MARTIN LUTHER KING A SU MIEUX QUE QUICONQUE PARLER DES IDÉAUX DE PAIX, DE DIGNITÉ ET DE JUSTICE, SANS ÉQUIVOQUE, INLASSABLEMENT, AVEC UNE INCOMPARABLE FORCE DE CONVICTION

19980121 On trouvera ci-après le texte de la déclaration que le Secrétaire général, M. Kofi Annan, a faite le 19 janvier devant un auditoire réuni à la Brooklyn Academy of Music pour célébrer la Journée consacrée à Martin Luther King :

Vous m'avez fait l'honneur de m'inviter à marquer avec vous cette Journée à la mémoire de Martin Luther King et c'est avec émotion que je m'associe à cette évocation. Je tiens à remercier vivement tous ceux qui ont contribué à l'organisation de cette manifestation, en particulier Bruce Ratner, Harvey Lichtenstein, la Brooklyn Academy of Music et la municipalité de Brooklyn.

"Le monde dans lequel nous entrons est celui de la proximité. Aucun individu, aucune nation, ne peut plus aujourd'hui survivre dans l'isolement. Le génie de l'homme a comprimé les distances, ralenti la progression du temps, ouvert des routes dans la stratosphère. On peut aujourd'hui prendre son petit déjeuner à New York et dîner à Paris.

Dans ce monde qui forme désormais une unité physique, il nous faut maintenant infuser une unité spirituelle. Notre génie des sciences a créé une communauté de voisins; nous devons maintenant employer notre génie moral et spirituel à faire de cette communauté une fraternité."

Ce n'est pas moi qui tiens ce discours. Ce sont les paroles de Martin Luther King lui-même.

C'est la vision remarquablement prophétique d'un homme qui, dès 1957, a caractérisé le monde comme il nous apparaît aujourd'hui, un village planétaire.

Mais Martin Luther King va encore plus loin. Il a compris que dans ce village qu'est devenu notre globe nous avions une mission morale : faire en sorte que le progrès ne réside pas seulement dans le pouvoir des humains sur les choses mais aussi dans une fraternelle ouverture d'esprit à l'égard les uns des autres.
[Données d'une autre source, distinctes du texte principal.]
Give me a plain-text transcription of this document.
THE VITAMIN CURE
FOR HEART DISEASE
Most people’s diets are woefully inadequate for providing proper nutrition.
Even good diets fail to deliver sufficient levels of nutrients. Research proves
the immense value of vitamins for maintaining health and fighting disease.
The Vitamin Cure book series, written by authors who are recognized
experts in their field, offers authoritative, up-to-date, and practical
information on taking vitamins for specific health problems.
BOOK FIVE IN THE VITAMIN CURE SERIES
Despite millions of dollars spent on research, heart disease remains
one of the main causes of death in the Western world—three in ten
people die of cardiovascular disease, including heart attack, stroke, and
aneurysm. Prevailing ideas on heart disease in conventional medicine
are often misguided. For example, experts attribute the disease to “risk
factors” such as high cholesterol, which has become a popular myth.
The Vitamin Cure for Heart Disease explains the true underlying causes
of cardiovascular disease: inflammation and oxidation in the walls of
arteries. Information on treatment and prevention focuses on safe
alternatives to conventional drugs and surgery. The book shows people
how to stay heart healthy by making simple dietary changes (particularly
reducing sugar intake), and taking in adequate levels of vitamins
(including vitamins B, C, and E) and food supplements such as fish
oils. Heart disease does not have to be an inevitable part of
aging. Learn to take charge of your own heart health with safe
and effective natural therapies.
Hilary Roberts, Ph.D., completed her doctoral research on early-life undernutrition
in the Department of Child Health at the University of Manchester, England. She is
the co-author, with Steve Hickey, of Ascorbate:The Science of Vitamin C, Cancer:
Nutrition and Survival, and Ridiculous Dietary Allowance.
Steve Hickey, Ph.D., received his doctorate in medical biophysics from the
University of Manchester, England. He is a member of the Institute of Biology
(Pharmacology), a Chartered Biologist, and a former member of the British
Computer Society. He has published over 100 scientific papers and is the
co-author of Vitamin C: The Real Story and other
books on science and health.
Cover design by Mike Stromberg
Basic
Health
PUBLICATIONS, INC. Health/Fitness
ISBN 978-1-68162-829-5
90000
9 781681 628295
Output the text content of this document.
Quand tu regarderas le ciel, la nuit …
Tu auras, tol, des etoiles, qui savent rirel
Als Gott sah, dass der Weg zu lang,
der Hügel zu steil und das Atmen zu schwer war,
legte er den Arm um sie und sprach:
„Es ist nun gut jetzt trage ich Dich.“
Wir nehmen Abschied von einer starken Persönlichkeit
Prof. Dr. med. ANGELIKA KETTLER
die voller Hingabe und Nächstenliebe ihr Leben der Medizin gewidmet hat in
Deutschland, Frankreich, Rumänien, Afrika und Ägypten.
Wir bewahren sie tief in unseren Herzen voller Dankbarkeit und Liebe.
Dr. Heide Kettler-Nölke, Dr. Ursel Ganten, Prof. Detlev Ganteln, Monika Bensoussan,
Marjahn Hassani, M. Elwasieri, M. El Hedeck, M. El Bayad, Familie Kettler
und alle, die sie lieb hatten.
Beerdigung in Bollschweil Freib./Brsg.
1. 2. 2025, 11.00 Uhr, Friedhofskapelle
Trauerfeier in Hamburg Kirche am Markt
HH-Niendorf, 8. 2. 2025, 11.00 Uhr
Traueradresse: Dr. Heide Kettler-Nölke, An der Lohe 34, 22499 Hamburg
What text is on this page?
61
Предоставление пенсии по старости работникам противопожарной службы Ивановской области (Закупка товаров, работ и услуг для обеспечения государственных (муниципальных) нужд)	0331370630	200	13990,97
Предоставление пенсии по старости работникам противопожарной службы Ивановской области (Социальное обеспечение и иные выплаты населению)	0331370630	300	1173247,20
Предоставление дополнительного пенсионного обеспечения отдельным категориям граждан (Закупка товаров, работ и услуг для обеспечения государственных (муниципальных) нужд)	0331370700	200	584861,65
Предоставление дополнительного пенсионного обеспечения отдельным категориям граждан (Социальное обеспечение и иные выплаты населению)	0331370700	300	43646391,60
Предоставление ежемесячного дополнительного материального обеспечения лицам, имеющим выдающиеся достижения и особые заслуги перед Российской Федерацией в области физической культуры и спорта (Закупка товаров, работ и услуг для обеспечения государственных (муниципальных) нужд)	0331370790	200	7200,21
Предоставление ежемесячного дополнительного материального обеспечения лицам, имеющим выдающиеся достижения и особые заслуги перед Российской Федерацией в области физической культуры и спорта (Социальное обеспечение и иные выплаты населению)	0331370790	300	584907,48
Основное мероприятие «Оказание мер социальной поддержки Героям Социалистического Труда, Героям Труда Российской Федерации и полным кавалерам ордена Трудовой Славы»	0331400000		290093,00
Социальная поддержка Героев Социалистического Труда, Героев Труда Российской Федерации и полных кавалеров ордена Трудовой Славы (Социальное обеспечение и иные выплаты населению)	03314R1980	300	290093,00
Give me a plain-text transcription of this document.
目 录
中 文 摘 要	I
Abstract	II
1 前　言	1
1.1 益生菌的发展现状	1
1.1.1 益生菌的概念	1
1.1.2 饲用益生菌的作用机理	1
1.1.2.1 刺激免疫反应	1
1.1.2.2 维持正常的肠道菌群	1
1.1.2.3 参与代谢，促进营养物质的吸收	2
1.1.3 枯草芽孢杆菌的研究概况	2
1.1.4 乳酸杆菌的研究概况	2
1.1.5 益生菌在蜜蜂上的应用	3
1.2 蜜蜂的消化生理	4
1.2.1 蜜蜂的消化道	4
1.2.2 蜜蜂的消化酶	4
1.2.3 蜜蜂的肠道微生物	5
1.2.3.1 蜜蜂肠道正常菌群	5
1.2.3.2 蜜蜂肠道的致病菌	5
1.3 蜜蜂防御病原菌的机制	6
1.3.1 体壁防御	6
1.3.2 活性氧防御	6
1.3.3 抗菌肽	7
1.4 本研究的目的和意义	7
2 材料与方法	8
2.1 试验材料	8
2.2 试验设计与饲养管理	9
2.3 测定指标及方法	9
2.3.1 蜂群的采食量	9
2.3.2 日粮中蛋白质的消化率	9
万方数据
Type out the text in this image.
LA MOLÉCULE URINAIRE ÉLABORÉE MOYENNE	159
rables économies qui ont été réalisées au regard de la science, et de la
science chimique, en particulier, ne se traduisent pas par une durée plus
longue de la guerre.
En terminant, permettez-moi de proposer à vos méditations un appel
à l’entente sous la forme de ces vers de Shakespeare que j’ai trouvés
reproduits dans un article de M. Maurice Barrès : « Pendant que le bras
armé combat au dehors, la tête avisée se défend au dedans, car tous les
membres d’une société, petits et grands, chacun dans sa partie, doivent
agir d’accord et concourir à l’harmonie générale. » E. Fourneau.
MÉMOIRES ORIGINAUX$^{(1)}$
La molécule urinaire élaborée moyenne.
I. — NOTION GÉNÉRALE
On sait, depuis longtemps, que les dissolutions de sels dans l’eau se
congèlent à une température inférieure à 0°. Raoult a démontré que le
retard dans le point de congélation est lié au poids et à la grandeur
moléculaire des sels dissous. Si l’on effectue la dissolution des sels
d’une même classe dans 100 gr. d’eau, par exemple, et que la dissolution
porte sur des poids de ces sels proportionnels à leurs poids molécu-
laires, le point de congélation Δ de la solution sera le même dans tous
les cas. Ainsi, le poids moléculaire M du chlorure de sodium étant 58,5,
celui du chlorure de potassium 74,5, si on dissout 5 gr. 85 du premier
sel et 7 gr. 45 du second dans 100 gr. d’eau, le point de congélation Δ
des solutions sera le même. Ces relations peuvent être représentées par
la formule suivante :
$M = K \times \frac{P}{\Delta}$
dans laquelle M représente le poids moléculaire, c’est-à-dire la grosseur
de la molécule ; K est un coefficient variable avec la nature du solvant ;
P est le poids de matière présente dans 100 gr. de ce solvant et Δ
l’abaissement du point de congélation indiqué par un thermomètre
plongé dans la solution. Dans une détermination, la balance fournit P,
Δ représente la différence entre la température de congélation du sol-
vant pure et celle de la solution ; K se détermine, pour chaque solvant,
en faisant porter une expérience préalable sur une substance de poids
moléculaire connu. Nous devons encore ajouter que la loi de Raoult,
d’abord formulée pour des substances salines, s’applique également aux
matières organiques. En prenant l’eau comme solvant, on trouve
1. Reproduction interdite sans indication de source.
Dans l'Amérique de 1957, le mouvement pour l'égalité et la justice entre les races avait à affronter les forces déchaînées de l'obscurantisme. C'était l'époque où des racistes blancs faisaient sauter à la dynamite une école élémentaire de Nashville qui avait inscrit un enfant noir, le seul, parmi les élèves, l'époque où le Président Eisenhower annonçait par une émission spéciale de la télévision qu'il avait ordonné à l'armée fédérale d'accompagner neuf enfants noirs de l'Arkansas au lycée de Little Rock. Mais 1957 fut aussi l'année de l'indépendance pour mon pays, le Ghana, jusque-là sous la régie britannique. Martin Luther King, qui était allé assister aux fêtes marquant la naissance du nouvel État, affirmait cette année-là aussi que le mouvement de libération des Africains américains avait un pendant en divers endroits du monde colonisé; il voyait là, disait-il, "l'oeuvre de la Providence en train de se dérouler".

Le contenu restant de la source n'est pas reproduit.